Another place to get out my camera is the Large Beguinage, a town-within-a-town that has survived since the late 16th century. The Mechelen Tourist Board has some great information about the history of beguinages, which were set up to house surplus women and children from the time of the Crusades, without them necessarily having to be taken in by religious organisations. These communities were self-sufficient, with their own sources of food and healthcare (feminism in action, surely), and it’ll be fascinating to see the buildings up close.

Leuven MLambrechts

Leuven illuminated. Credit: Marc Lambrechts (flickr.com/photos/willywhopper).

Day 5 – Leuven

For the final day, it’s time to learn more about beer culture with a trip to Leuven, known for its annual beer festival and for having the longest bar in the world. Before I reach Leuven I will stop off to visit Brussels’ Resistance Museum, which is open from 9am, then I’ll hop on the train and be in a whole new city within minutes. Once I arrive, it’s time to compare two more beguinages, one of which dates back to the 14th century, and feel as though I’ve really stepped back in time.

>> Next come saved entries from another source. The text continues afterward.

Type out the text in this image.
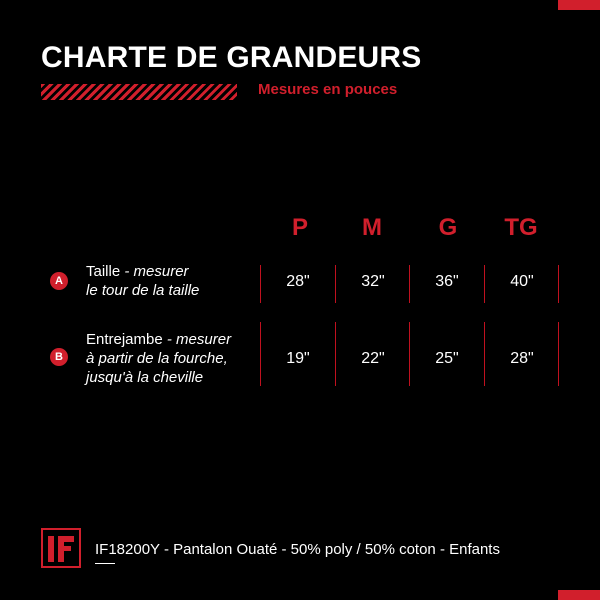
CHARTE DE GRANDEURS
Mesures en pouces
P	M	G	TG
A
Taille - mesurer
le tour de la taille
28"	32"	36"	40"
B
Entrejambe - mesurer
à partir de la fourche,
jusqu'à la cheville
19"	22"	25"	28"
IF18200Y - Pantalon Ouaté - 50% poly / 50% coton - Enfants
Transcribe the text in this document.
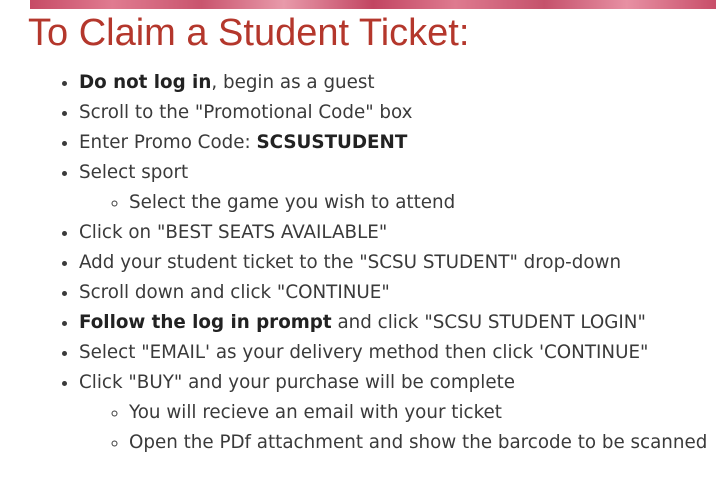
To Claim a Student Ticket:
• Do not log in, begin as a guest
• Scroll to the "Promotional Code" box
• Enter Promo Code: SCSUSTUDENT
• Select sport
◦ Select the game you wish to attend
• Click on "BEST SEATS AVAILABLE"
• Add your student ticket to the "SCSU STUDENT" drop-down
• Scroll down and click "CONTINUE"
• Follow the log in prompt and click "SCSU STUDENT LOGIN"
• Select "EMAIL' as your delivery method then click 'CONTINUE"
• Click "BUY" and your purchase will be complete
◦ You will recieve an email with your ticket
◦ Open the PDf attachment and show the barcode to be scanned
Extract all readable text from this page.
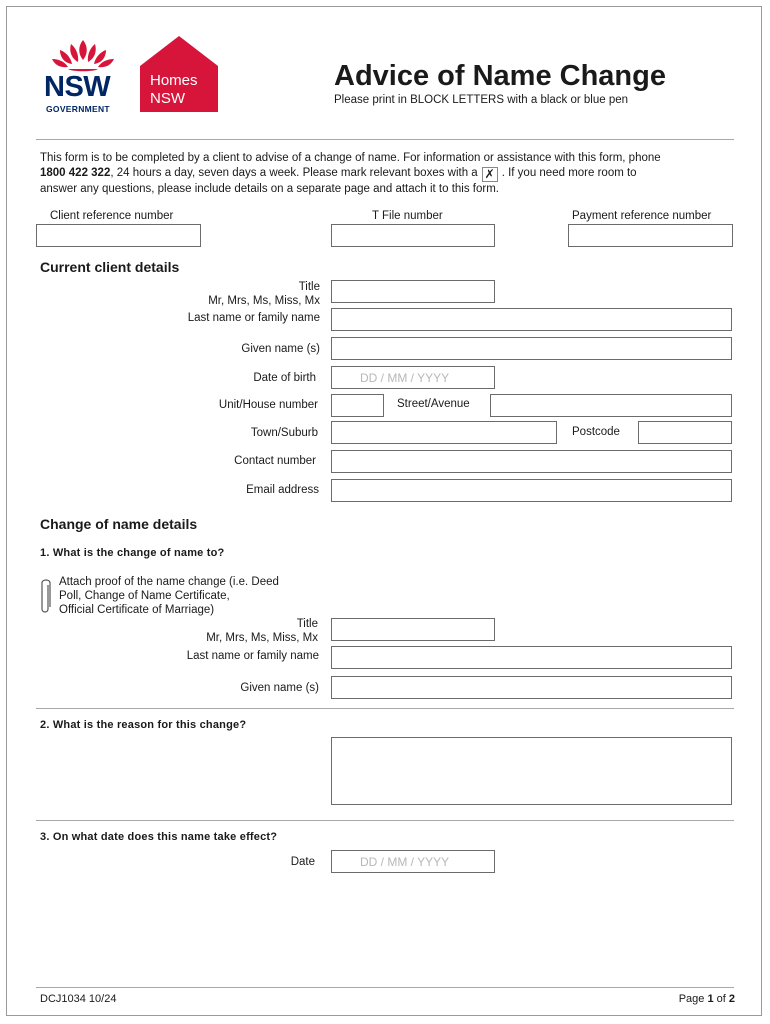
NSW
GOVERNMENT
Homes
NSW
Advice of Name Change
Please print in BLOCK LETTERS with a black or blue pen
This form is to be completed by a client to advise of a change of name. For information or assistance with this form, phone
1800 422 322, 24 hours a day, seven days a week. Please mark relevant boxes with a ✗ . If you need more room to
answer any questions, please include details on a separate page and attach it to this form.
Client reference number	T File number	Payment reference number
Current client details
Title
Mr, Mrs, Ms, Miss, Mx
Last name or family name
Given name (s)
Date of birth	DD / MM / YYYY
Unit/House number	Street/Avenue
Town/Suburb	Postcode
Contact number
Email address
Change of name details
1. What is the change of name to?
Attach proof of the name change (i.e. Deed
Poll, Change of Name Certificate,
Official Certificate of Marriage)
Title
Mr, Mrs, Ms, Miss, Mx
Last name or family name
Given name (s)
2. What is the reason for this change?
3. On what date does this name take effect?
Date	DD / MM / YYYY
DCJ1034 10/24	Page 1 of 2
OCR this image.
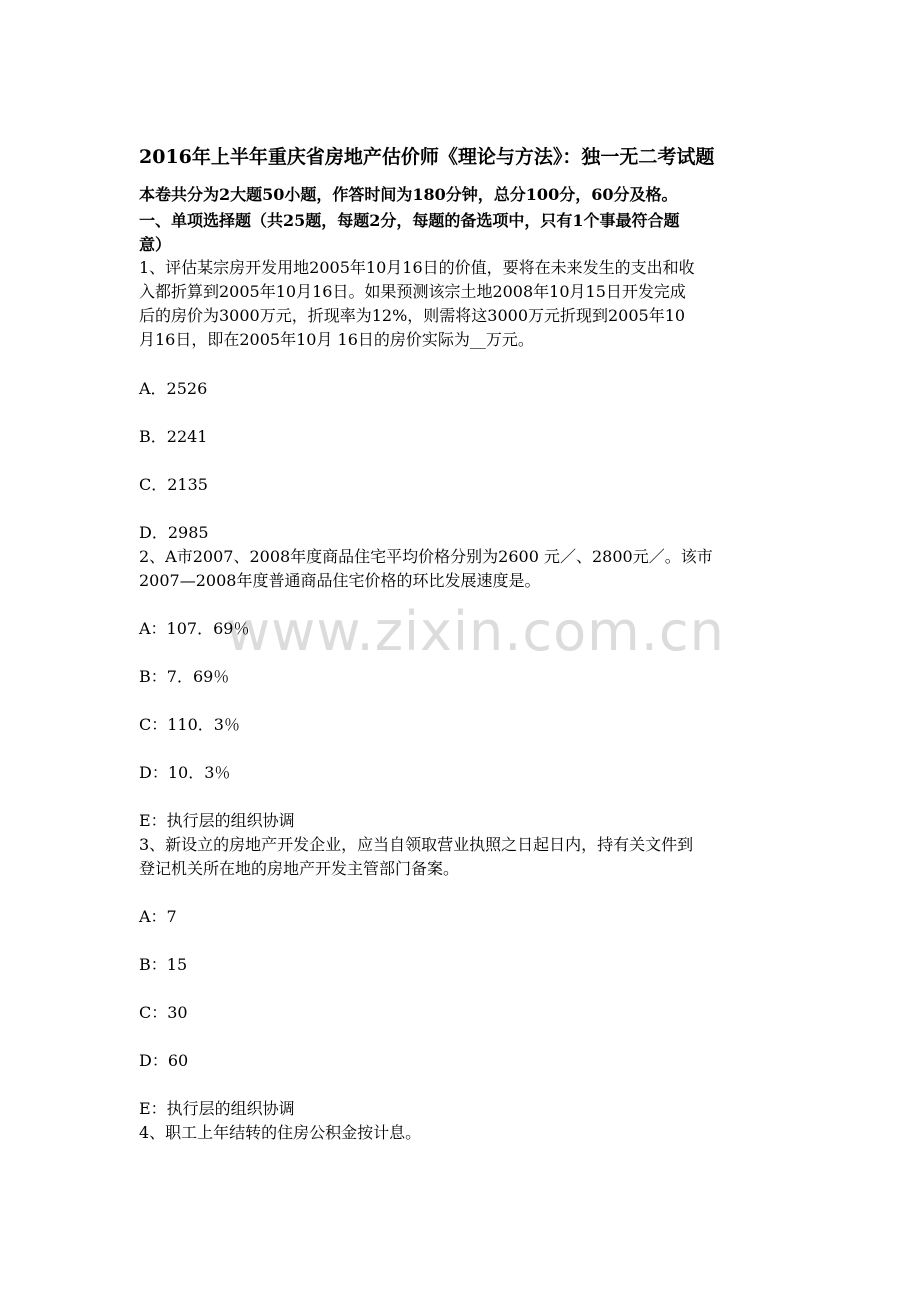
www.zixin.com.cn
2016年上半年重庆省房地产估价师《理论与方法》：独一无二考试题
本卷共分为2大题50小题，作答时间为180分钟，总分100分，60分及格。
一、单项选择题（共25题，每题2分，每题的备选项中，只有1个事最符合题
意）
1、评估某宗房开发用地2005年10月16日的价值，要将在未来发生的支出和收
入都折算到2005年10月16日。如果预测该宗土地2008年10月15日开发完成
后的房价为3000万元，折现率为12%，则需将这3000万元折现到2005年10
月16日，即在2005年10月 16日的房价实际为__万元。
A．2526
B．2241
C．2135
D．2985
2、A市2007、2008年度商品住宅平均价格分别为2600 元／、2800元／。该市
2007—2008年度普通商品住宅价格的环比发展速度是。
A：107．69％
B：7．69％
C：110．3％
D：10．3％
E：执行层的组织协调
3、新设立的房地产开发企业，应当自领取营业执照之日起日内，持有关文件到
登记机关所在地的房地产开发主管部门备案。
A：7
B：15
C：30
D：60
E：执行层的组织协调
4、职工上年结转的住房公积金按计息。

Next up is a brewery visit – it’d be rude not to get in touch with the beer history of Belgium, right? I’ve picked the Domus Brewery over the more well-known Stella Artois, as I really want to get a feel for local beer culture from a more independent perspective. Once I’ve learned about the history of brewing, and bought some souvenirs to try back at home, there’ll be just enough time to roam the streets surrounding the Grote Markt before catching the train back to Brussels and then hopping on the Eurostar once again.

As you can see, my itinerary’s pretty packed, but it should give me a good grounding in the best that this part of Belgium has to offer tourists. If you’ve been to any of the places mentioned, I’d love to know what you thought of them, and it would be great to hear your tips.

Disclaimer: This trip is being planned with the assistance of Visit Flanders, who will be providing accommodation and city passes. I have devised the itinerary myself and will be reporting back honestly on the blog about my experiences.